Robinson John, Bishop of Woolwich, Theologian and Author 1919-1983 Educated at Marlborough College, Jesus College and Trinity College Cambridge. He was ordained in 1945 and was a curate in Moorfields Bristol. In 1951 he was appointed Dean of Clare College, Cambridge and lecturer in Divinity. In 1959 He was appointed Bishop of Woolwich by Mervyn Stockwood, Bishop pf Southwark. In 1960 Robinson took the stand for the defence in the obscenity trial against Penguin Books for publishing Lady Chatterley’s Lover. In 1963 Robinson published Honest to God. In essence it was a Liberal attempt to make God more believable to modern people by making him more human. In this way God was no longer so transcendent but more immanent –“the ground our being”. It explained the miraculous in Jesus’ life as the product of the early church.

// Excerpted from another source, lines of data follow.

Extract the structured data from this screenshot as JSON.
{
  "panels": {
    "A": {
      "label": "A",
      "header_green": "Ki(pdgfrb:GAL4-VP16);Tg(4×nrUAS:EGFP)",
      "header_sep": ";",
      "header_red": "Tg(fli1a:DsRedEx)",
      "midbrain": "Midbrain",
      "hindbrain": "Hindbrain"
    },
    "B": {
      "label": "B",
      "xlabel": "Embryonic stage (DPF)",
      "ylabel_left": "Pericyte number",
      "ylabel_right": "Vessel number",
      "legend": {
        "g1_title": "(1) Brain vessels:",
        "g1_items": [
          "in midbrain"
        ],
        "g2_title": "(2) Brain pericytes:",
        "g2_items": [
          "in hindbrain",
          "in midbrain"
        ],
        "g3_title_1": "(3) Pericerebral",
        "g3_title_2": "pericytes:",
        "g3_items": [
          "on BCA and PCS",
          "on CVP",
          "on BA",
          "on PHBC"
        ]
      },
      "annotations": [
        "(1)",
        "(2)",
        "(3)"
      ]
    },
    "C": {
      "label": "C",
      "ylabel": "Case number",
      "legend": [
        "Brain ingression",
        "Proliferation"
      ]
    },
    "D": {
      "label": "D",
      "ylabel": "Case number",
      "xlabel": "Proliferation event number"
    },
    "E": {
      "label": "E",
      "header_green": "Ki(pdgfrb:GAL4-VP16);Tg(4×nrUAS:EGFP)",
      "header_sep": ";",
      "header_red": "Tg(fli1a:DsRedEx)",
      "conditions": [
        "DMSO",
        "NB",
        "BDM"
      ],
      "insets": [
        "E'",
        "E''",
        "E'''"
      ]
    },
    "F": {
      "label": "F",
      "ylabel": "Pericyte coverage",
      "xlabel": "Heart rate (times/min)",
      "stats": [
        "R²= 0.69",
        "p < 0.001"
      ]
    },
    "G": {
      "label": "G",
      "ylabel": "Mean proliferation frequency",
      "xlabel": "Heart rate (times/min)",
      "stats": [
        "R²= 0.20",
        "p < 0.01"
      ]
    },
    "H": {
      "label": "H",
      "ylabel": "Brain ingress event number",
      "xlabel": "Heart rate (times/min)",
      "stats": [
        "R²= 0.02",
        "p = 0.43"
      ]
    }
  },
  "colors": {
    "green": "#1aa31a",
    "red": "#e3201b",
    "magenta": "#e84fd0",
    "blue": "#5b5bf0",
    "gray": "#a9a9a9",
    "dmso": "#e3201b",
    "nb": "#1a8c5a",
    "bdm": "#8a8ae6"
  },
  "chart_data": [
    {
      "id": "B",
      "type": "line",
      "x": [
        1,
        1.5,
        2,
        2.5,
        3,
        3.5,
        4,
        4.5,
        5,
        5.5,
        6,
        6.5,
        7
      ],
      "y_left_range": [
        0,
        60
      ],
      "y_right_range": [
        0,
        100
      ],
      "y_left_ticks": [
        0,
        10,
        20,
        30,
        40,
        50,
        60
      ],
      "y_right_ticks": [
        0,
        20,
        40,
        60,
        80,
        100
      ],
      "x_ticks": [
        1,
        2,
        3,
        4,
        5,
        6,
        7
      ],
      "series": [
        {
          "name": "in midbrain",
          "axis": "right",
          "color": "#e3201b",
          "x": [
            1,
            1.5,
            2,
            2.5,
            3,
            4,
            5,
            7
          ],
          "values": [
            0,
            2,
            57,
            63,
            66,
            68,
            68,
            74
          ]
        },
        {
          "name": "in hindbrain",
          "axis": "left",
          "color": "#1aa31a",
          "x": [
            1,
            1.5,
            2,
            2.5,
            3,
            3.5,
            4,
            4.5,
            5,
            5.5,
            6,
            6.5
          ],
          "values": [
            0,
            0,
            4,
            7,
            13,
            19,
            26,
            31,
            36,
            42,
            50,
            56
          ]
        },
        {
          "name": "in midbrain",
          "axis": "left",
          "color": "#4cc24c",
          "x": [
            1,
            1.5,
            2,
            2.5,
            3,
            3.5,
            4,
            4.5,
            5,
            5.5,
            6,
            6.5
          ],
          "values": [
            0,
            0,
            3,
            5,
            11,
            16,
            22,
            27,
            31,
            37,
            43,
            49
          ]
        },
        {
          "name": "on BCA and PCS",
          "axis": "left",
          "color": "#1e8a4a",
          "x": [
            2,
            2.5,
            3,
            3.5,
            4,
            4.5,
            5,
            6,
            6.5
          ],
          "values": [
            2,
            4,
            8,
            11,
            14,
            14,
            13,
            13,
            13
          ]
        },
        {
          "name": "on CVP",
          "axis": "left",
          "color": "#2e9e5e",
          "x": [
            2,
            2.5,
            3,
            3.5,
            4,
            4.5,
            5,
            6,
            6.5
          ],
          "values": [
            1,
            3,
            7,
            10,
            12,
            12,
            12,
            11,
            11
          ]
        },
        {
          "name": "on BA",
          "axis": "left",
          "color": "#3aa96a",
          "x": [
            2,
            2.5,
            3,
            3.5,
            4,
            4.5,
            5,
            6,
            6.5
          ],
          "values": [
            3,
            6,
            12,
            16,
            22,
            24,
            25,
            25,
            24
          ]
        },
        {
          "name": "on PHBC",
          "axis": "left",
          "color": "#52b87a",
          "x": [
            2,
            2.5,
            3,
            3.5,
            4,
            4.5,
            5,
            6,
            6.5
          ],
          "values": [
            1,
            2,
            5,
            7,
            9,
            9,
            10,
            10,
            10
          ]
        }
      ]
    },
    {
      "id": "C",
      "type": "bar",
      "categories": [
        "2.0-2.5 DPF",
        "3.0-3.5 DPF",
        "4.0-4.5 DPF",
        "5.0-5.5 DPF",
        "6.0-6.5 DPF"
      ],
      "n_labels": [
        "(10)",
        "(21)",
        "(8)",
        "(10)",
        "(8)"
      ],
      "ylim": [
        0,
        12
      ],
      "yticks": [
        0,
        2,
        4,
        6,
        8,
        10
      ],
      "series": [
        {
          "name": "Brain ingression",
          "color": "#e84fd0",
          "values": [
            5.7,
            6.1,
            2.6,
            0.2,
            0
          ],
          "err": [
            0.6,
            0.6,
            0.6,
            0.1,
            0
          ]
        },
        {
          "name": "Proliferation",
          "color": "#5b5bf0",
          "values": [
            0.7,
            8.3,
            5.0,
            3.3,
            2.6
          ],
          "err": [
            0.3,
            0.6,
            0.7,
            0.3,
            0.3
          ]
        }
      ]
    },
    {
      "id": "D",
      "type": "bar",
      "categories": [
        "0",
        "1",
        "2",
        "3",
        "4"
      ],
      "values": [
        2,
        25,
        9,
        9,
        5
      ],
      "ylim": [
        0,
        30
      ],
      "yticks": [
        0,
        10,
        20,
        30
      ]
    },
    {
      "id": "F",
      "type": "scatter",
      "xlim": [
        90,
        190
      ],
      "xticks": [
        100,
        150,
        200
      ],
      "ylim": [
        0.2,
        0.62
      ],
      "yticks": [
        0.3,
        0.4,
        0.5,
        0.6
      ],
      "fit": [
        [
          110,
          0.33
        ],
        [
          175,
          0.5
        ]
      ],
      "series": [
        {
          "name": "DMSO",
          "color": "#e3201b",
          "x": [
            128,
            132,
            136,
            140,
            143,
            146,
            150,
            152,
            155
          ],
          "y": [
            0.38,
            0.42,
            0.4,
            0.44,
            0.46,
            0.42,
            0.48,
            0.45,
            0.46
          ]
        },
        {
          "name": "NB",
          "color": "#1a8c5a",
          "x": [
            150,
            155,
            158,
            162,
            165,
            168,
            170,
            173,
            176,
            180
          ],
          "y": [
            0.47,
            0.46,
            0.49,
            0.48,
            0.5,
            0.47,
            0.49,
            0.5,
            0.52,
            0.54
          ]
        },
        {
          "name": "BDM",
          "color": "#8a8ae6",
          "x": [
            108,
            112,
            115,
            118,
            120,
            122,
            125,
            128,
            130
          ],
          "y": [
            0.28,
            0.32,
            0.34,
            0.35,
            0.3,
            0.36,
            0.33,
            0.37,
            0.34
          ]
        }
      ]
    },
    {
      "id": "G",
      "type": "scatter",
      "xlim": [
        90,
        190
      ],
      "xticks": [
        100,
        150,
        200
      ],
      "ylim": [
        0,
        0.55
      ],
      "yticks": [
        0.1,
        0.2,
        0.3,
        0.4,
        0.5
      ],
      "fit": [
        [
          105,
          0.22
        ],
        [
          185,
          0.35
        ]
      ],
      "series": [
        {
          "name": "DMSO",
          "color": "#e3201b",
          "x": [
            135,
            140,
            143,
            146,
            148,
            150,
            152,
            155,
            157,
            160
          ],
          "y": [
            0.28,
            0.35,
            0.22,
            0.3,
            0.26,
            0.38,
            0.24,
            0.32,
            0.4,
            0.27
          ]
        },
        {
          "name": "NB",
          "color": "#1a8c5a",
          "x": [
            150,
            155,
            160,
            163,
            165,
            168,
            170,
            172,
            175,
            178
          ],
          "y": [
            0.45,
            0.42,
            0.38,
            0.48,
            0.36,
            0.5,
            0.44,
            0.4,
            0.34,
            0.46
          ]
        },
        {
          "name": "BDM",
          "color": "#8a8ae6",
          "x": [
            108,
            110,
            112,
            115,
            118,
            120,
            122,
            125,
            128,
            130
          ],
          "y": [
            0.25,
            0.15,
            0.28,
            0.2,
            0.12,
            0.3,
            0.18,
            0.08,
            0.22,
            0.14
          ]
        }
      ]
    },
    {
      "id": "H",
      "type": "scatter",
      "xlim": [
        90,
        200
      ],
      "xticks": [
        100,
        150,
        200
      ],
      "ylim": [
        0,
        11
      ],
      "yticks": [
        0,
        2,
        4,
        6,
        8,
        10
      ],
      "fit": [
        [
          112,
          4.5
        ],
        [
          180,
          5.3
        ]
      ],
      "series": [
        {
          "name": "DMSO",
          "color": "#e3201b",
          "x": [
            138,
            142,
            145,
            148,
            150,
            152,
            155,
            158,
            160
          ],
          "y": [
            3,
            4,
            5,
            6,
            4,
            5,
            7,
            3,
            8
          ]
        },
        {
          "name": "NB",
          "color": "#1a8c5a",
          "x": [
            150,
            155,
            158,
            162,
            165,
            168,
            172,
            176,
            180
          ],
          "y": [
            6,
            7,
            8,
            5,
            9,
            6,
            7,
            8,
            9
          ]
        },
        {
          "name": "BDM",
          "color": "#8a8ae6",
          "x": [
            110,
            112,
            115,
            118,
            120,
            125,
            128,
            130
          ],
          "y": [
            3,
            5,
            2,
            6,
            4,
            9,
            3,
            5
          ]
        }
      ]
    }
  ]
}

It had a universalist idea of salvation, believing with Origen that everything will be reconciled in the end to God. It questioned the divinity of Christ. The effect of the publication was both a storm of controversy but also provoked a much greater modern interest in Christianity. The themes would be taken up Don Cupitt and John Hick in the following years. Robinson returned to Cambridge in 1969. As a New Testament scholar, he argued for the earlier dating of the Gospels, suggesting an earlier John and the Synoptics being written before the destruction of Jerusalem in 70AD.                 

 Rolle Richard, of Hampole: Hermit and mystic c1300-1349 Studied at Oxford. Became a hermit near Pickering aged eighteen. Rolle wrote of his own mystical experiences using words like “heat”, “sweetness” and “song”. His work the Fire of Love: Incendium Amoris is probably his best-known work. He translated the Psalms and other works into English. Some of his works were used by the Lollards.Ryder, Sue Baroness Sue Ryder of Warsaw CMG OBE 1924-2000 Educated at Benenden School, Ryder trained as a FANY during the war and worked with the SOE. Following the war, she did relief work in Poland. In 1953 she started the Sue Ryder Foundation and overtime started 80 homes for survivors and the disabled. In 1959 she married Group Captain Leonard Cheshire VC DSO and two bars DFC, the fighter pilot and observer of the atomic bomb drop on Nagasaki. Cheshire began the Cheshire home foundation. Both were Roman Catholics with a firm faith.  On their memorial plaque in Cavendish Suffolk there is the following prayer, “Thou has called us O Lord and we have found thee in the poor, the unwanted and the suffering. And there we will serve thee unto death “. A park in Warsaw is named after Sue Ryder.